= 1988–89 Primera División de Baloncesto =

The 1988–89 Primera División season was the second category of the Spanish basketball league system during the 1988–89 season. It was the first played with the name of Primera División.

== Format ==
16 teams played this season.

- Regular Season
  - League of 16 teams in a single group where they play all against all in two rounds.
  - The last two teams are relegated to Segunda Division.

- Promotion playoffs
  - The top 8 play two knockout rounds for promotion. The first round is the best of 3 matches (first and third matches are played at the home of the best classified in the previous phase) and the second to the best of 5 (first, third and fifth matches are played at the home of the best classified in the phase previous). The two winners go up to the ACB League.

- Relegation playoffs
  - Those classified between the 11th to 14th places play a best of 5 matches (first, third and fifth matches are played at the home of the best classified in the previous phase), the 2 losers go down to Segunda Division.

== Teams ==

=== Promotion and relegation (pre-season) ===
A total of 16 teams contested the league, including 11 sides from the 1987–88 season, two promoted from the Segunda División and three Wild Cards.

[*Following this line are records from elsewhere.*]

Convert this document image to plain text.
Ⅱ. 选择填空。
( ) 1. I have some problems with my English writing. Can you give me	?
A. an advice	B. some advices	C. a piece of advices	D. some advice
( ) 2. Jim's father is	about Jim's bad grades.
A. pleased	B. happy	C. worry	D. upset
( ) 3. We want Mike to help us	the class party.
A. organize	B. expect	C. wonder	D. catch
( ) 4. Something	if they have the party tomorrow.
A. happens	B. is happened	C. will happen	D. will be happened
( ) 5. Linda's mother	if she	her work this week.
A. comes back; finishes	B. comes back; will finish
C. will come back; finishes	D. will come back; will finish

- Teams promoted from Segunda División
- Cajahuelva
- CB Torrejon

- Wild Cards
- CAB Obradoiro, who obtained a relegation place the previous season.
- Tenerife Sur, who obtained a relegation place the previous season.
- Syrius Patronato

- Teams that resigned to participate
- Ordenadores APD Mataró
- CB Tizona sold his place to Caja Badajoz, who obtained a relegation place the previous season.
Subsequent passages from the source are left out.